Marketers don’t much care where the performance comes from. Facebook, Google and Amazon have risen to their dominant positions because they deliver reliable performance with platforms that are as easy to use and dependable as they are powerful and sophisticated. Working with these walled garden platforms comes with real and well-documented tradeoffs. But few marketers from the middle market spend enough money for these tradeoffs (particularly in the form of data transparency) to really register. 

Open web programmatic needs to learn from this example. Instead of rushing to accommodate the custom needs of the Fortune 50, the ad tech ecosystem should focus on meeting the middle market’s demand for seamless and consistent performance.

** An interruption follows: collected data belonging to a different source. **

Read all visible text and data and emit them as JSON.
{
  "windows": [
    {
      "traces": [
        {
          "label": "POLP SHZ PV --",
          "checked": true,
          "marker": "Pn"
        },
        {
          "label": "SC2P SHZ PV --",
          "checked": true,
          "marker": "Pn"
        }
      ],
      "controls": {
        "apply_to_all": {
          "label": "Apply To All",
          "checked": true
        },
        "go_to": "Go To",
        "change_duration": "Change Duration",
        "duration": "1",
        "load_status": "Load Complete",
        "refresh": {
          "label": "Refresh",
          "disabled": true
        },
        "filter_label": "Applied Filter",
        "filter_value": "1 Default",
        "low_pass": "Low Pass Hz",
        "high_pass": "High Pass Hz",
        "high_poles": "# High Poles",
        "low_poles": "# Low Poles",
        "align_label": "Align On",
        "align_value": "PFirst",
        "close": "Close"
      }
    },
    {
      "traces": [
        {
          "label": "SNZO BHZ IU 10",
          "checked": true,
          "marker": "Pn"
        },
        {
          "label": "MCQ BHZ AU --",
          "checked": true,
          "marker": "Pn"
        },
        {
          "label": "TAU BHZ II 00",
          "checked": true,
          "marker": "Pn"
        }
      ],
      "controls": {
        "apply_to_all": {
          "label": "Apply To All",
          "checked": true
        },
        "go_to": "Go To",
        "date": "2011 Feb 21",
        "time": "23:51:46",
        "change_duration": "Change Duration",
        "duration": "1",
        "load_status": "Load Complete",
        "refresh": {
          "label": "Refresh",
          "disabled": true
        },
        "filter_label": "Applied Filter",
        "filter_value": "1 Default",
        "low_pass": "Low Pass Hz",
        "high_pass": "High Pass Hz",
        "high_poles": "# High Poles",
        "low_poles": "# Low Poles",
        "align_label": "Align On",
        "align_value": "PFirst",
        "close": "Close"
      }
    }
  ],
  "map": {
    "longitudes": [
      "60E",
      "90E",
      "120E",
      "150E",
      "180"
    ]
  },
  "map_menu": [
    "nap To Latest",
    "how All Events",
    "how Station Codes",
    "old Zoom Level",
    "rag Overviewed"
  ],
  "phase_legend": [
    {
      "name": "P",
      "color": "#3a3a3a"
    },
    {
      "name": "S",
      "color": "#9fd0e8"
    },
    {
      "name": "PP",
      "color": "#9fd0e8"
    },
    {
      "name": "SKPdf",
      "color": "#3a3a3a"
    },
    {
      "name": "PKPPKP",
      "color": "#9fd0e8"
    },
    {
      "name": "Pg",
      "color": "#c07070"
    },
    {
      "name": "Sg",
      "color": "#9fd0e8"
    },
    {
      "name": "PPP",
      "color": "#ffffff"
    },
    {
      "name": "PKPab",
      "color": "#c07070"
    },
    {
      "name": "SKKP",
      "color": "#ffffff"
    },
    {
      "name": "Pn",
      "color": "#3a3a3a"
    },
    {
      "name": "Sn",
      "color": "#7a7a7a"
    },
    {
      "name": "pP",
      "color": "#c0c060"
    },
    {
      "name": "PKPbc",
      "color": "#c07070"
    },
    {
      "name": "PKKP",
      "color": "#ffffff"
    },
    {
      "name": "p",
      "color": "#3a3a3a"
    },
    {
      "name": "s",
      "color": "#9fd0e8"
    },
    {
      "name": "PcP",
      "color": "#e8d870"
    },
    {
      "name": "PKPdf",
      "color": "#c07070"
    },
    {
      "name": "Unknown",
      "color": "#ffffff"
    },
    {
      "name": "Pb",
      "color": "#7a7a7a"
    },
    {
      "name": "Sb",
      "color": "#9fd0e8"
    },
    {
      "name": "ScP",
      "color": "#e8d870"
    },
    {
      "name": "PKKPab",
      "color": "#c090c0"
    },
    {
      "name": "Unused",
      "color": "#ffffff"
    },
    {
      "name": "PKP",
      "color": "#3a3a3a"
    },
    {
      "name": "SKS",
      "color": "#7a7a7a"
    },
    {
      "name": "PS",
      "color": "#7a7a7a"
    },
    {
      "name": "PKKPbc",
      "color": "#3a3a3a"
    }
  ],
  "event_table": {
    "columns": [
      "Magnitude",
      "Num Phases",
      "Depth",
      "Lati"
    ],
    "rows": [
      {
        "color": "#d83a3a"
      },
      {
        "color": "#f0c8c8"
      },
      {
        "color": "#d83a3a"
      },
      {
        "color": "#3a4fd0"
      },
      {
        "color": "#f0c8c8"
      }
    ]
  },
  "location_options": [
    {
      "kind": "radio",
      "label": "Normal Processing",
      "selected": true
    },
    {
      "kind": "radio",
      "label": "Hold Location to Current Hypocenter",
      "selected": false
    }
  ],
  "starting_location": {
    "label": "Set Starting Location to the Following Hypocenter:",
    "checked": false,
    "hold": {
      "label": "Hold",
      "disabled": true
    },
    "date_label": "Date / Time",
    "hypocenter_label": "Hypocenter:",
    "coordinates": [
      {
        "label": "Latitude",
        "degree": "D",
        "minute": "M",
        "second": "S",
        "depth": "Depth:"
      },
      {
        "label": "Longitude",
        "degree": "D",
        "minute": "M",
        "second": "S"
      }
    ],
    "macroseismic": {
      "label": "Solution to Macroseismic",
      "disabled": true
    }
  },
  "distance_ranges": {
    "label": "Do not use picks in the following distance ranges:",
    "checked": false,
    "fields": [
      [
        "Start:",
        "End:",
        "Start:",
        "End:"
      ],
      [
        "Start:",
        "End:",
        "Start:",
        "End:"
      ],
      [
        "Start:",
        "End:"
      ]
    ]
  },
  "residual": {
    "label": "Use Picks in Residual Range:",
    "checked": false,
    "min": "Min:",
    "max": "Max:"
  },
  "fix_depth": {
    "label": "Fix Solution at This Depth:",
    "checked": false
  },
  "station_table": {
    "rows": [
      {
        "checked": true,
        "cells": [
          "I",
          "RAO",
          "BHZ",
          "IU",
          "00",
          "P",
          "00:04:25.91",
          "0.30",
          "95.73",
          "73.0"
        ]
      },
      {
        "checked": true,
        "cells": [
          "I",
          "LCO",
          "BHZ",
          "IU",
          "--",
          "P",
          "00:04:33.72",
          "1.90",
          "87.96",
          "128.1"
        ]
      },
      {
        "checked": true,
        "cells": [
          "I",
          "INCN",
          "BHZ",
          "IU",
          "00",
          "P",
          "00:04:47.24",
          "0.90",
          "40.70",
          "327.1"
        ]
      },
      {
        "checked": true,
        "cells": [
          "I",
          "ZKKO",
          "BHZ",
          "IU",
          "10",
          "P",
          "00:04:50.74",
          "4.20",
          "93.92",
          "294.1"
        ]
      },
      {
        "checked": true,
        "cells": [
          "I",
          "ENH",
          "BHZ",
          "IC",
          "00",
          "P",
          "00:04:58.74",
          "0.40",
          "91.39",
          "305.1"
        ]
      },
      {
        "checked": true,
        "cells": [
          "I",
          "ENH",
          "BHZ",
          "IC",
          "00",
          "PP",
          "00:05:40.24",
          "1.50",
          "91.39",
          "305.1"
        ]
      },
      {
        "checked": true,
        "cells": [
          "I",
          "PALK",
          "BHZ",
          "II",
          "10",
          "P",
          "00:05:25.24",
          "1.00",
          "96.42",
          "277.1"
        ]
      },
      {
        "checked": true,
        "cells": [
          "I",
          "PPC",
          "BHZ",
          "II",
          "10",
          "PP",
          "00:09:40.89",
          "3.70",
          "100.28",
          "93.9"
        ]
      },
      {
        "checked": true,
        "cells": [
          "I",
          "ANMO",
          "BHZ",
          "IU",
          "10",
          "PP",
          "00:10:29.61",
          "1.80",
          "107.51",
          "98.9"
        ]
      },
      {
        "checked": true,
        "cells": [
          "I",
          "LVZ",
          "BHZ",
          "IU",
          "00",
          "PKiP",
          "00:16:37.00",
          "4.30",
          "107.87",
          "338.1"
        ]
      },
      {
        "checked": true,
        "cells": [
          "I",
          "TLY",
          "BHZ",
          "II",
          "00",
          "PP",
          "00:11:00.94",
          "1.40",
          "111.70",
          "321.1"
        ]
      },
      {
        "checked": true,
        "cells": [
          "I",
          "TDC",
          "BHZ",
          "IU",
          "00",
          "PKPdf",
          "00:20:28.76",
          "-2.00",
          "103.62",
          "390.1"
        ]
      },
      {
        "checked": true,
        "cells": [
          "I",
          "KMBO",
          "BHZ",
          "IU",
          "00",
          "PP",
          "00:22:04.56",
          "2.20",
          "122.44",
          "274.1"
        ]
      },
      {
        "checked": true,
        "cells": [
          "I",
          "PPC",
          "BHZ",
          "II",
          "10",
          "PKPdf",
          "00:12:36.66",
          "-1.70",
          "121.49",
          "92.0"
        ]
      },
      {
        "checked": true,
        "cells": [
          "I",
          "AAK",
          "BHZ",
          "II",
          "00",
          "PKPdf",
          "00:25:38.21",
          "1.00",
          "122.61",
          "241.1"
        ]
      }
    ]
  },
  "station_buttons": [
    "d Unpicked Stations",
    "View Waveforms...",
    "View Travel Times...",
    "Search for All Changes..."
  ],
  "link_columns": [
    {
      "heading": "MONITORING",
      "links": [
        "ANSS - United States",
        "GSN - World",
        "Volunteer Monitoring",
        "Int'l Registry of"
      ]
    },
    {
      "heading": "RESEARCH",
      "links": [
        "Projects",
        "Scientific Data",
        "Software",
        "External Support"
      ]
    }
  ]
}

That’s where the stability and long term staying power for ad tech lies: in serving the hundreds of thousands of outcome-oriented advertisers and ignoring the high-profile grandstanding of the Fortune 50s. 

This may be a good strategy, too: platforms that become too dependent on winning major advertiser’s business have put their businesses on a shaky foundation and have signed up for endless cycles of customization and tailored services. Facebook, Google, and Amazon can lose all the top advertisers without any discernible impact on their business. 

Marketers should  disregard the majority of debates that dominate the panels at IAB ALM, the ANA, 4A     s, etc and keep their focus where it is today: on driving sustainable outcomes. They shouldn’t care about where that performance comes from. If we, in the programmatic ecosystem, are too distracted by our internal debates to deliver that performance, then the fault lies with us.

Marc Pritchard is unquestionably a smart guy, and there’s a lot we can all learn from his point of view and P&G’s example – but he doesn’t speak for the needs of marketers. What speaks for them are their marketing dollars, and dollars are remarkably un-opinionated. They will always vote for what works.

The best thing marketers can do is think about their customers’ needs – rather than Fortune 50 advertisers and their pervasive discontents.